Communicating Uncertainties to the Public
In the Arctic, the societal value of fundamental weather research – like in Alertness – is strongly conditioned upon the ability to provide forecasts and warnings that user groups can incorporate in their decision-making processes. Conveying uncertainty and correct estimates of severe snowfall to the general public is not easy, as it involves concepts like probabilities and impact levels which may not be fully understood by the layman. This requires substantial skill from the forecaster, both as a communicator and as an interpreter of the physical processes involved.

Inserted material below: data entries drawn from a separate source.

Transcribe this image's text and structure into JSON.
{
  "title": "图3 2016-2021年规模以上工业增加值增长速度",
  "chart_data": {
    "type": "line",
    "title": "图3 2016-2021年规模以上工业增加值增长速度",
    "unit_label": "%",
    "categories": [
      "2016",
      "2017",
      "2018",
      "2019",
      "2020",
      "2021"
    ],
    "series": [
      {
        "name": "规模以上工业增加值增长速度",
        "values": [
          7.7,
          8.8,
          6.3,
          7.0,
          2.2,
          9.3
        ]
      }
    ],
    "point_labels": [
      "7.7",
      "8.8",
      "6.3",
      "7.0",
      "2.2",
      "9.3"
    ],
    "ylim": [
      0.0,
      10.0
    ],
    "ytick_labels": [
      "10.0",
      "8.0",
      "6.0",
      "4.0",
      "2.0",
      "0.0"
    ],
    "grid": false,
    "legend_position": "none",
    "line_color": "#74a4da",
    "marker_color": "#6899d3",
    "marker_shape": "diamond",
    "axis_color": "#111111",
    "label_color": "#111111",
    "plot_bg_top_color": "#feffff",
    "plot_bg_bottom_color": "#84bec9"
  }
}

Routinely, weather warnings and snow avalanche forecasts are issued on the Yr web page as well as on varsom.no. In addition, MET Norway reaches out to the public through local media and social media channels, especially the Twitter account @Meteorologene. Norwegians are generally quite well informed on the subject of the weather, and it is an enjoyable challenge for the forecaster to convey rather advanced weather information. The dedicated avalanche meteorologists enjoy an even greater freedom to do good descriptive forecasts with more specific focus on mountainous and local weather for the discerning public of mountaineers in Norway.
About the Alertness Project
Alertness (Advanced models and weather prediction in the Arctic) is a 4-year research project about Arctic weather prediction financed by the Norwegian Research Council and led by the Norwegian Meteorological Institute (MET Norway).
The ambition and primary objective of the Alertness research project is to develop world leading capacity for the delivery of reliable and accurate Arctic weather forecasts and warnings. These will benefit maritime operations, business and society.
Alertness is a cooperation between MET Norway, University of Bergen (UiB), Uni Research (UNI), University of Tromsø (UiT), The Royal Netherlands Meteorological Institute (KNMI), Nansen Environmental and Remote Sensing Center (NERSC), and The University Centre in Svalbard (UNIS).